Sometimes, that means the robot may jump much higher than it needs to — and that’s OK, according to Kim: “We’re too obsessed with optimal solutions. This is one example where you just have to be good enough, because you’re running, and have to make a decision very quickly.”
The team tested the MIT cheetah’s jumping ability first on a treadmill, then on a track. On the treadmill, the robot ran tethered in place, as researchers placed obstacles of varying heights on the belt. As the treadmill itself was only about 4 meters long, the robot, running in the middle, only had 1 meter in which to detect the obstacle and plan out its jump. After multiple runs, the robot successfully cleared about 70 percent of the hurdles.
In comparison, tests on an indoor track proved much easier, as the robot had more space and time in which to see, approach, and clear obstacles. In these runs, the robot successfully cleared about 90 percent of obstacles.
Kim is now working on getting the MIT cheetah to jump over hurdles while running on softer terrain, like a grassy field.
This research was funded in part by the Defense Advanced Research Projects Agency .
Comments
Hilary Albutt
May 29, 2015
now what would be quirky but cool would be to clad it in some star wars costume. two come to mind..
Kiruby
May 29, 2015
Awesome!
Frederick Murre
May 29, 2015
Impressive progress.
The big question I have is, why do all of these designs have a rigid spine?
I can understand if you're trying to isolate leg behaviors better so you can study them- ie, start with smaller systems.
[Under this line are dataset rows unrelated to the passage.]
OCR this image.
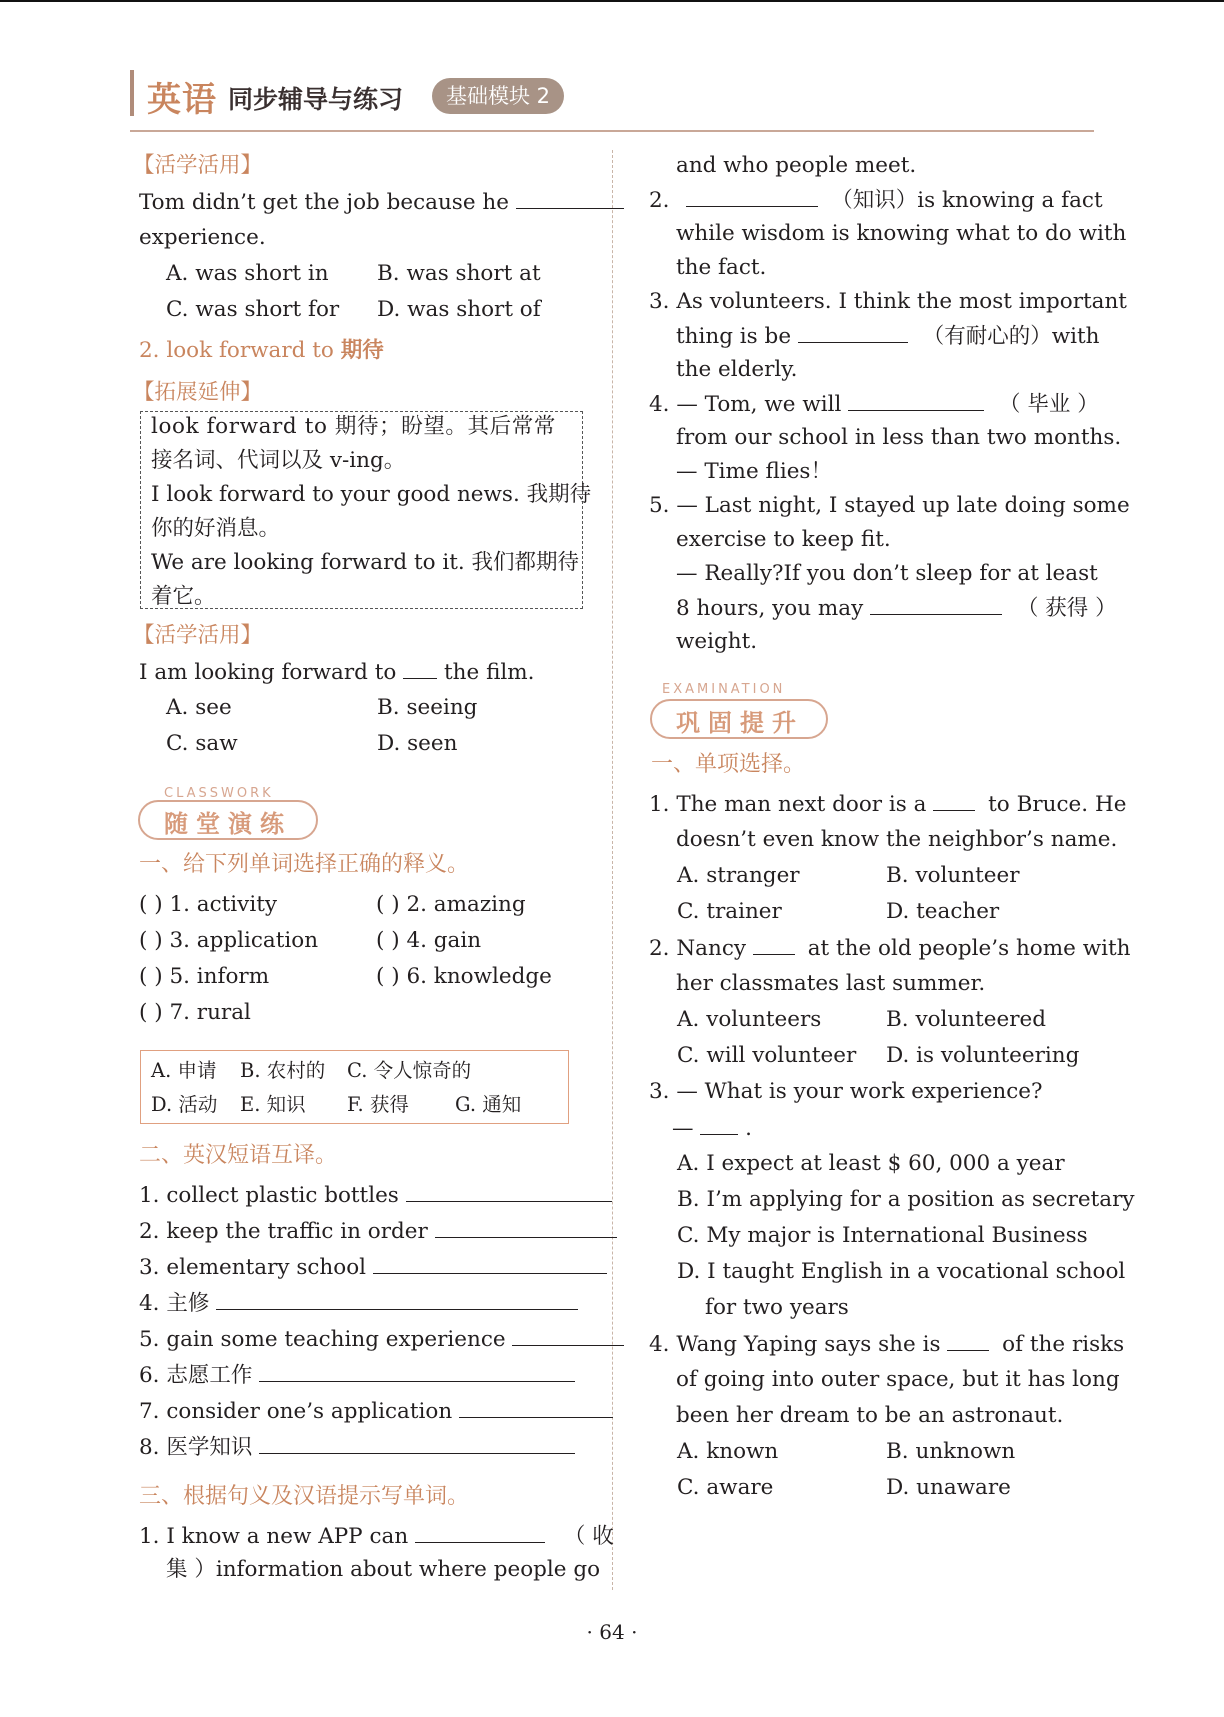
英语 同步辅导与练习	基础模块 2
【活学活用】
Tom didn’t get the job because he
experience.
A. was short in B. was short at
C. was short for D. was short of
2. look forward to 期待
【拓展延伸】
look forward to 期待；盼望。其后常常
接名词、代词以及 v-ing。
I look forward to your good news. 我期待
你的好消息。
We are looking forward to it. 我们都期待
着它。
【活学活用】
I am looking forward to the film.
A. see	B. seeing
C. saw	D. seen
CLASSWORK
随堂演练
一、给下列单词选择正确的释义。
( ) 1. activity	( ) 2. amazing
( ) 3. application	( ) 4. gain
( ) 5. inform	( ) 6. knowledge
( ) 7. rural
A. 申请 B. 农村的 C. 令人惊奇的
D. 活动 E. 知识 F. 获得 G. 通知
二、英汉短语互译。
1. collect plastic bottles
2. keep the traffic in order
3. elementary school
4. 主修
5. gain some teaching experience
6. 志愿工作
7. consider one’s application
8. 医学知识
三、根据句义及汉语提示写单词。
1. I know a new APP can	（ 收
集 ）information about where people go
and who people meet.
2.	（知识）is knowing a fact
while wisdom is knowing what to do with
the fact.
3. As volunteers. I think the most important
thing is be	（有耐心的）with
the elderly.
4. — Tom, we will	（ 毕业 ）
from our school in less than two months.
— Time flies！
5. — Last night, I stayed up late doing some
exercise to keep fit.
— Really?If you don’t sleep for at least
8 hours, you may	（ 获得 ）
weight.
EXAMINATION
巩固提升
一、单项选择。
1. The man next door is a	to Bruce. He
doesn’t even know the neighbor’s name.
A. stranger	B. volunteer
C. trainer	D. teacher
2. Nancy	at the old people’s home with
her classmates last summer.
A. volunteers	B. volunteered
C. will volunteer D. is volunteering
3. — What is your work experience?
—  .
A. I expect at least $ 60, 000 a year
B. I’m applying for a position as secretary
C. My major is International Business
D. I taught English in a vocational school
for two years
4. Wang Yaping says she is	of the risks
of going into outer space, but it has long
been her dream to be an astronaut.
A. known	B. unknown
C. aware	D. unaware
· 64 ·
A flexible spine helps with extension, sustained obstacle clearance, and shock aborption, and direction changing in actual running mammals.
AT
May 29, 2015
Just be sure to leave it with a couple weaknesses for when it's eventually sicked on humanity.
llama256
May 29, 2015
Well the Laser scanner makes it a heck of a lot easier than a vision system.
Peter Mokhothu
May 30, 2015
Groundbreaking. I can only imagine how useful this robot could become. All the possibilities. However, wouldn't it be better for it to make a leap before reaching an obstacle, in order to detect the length of it and then make the leap after that? I'm sure the plan is not to make it jump over thin objects only.
zhaozj89
May 30, 2015
Why not add a tail to keep its balance, like real animals do?
Push Bhatkoti
May 30, 2015
this is just the start.. i wonder if there is a source code for this project and open for developer. i can't find the codes on MIT site.
LoQuan Seh
June 1, 2015
Can we rent or buy these robots for events?
Ταξικος
June 2, 2015
what is useful in this for humanity?
DORSIGUER
June 2, 2015
Is machine learning used on this?
Seems to me that it would save a lot of the developer's time specially if you want to introduce future obstacles.
Laurent Pequin
June 3, 2015
So Philipp K. Dick will be right soon : "Do Androids Dream of Electric Sheep?"
Ruben Pablos
June 4, 2015
It is the second logical phase of this project
https://youtu.be/XMKQbqnXXhQ
Tin Cup NYC
June 5, 2015
This is great. Congratulations. Cheetahs run very fast, in sprints, and are not long distance runners. With this robotic cheetah, the MIT scientists have solved a genetic problem!
Caden K.
June 14, 2015
cool!awesome!
trew poiu
July 5, 2015
cool
Darien Craig
September 5, 2015
I love their filming solution, with the cameraman being pushed in a box.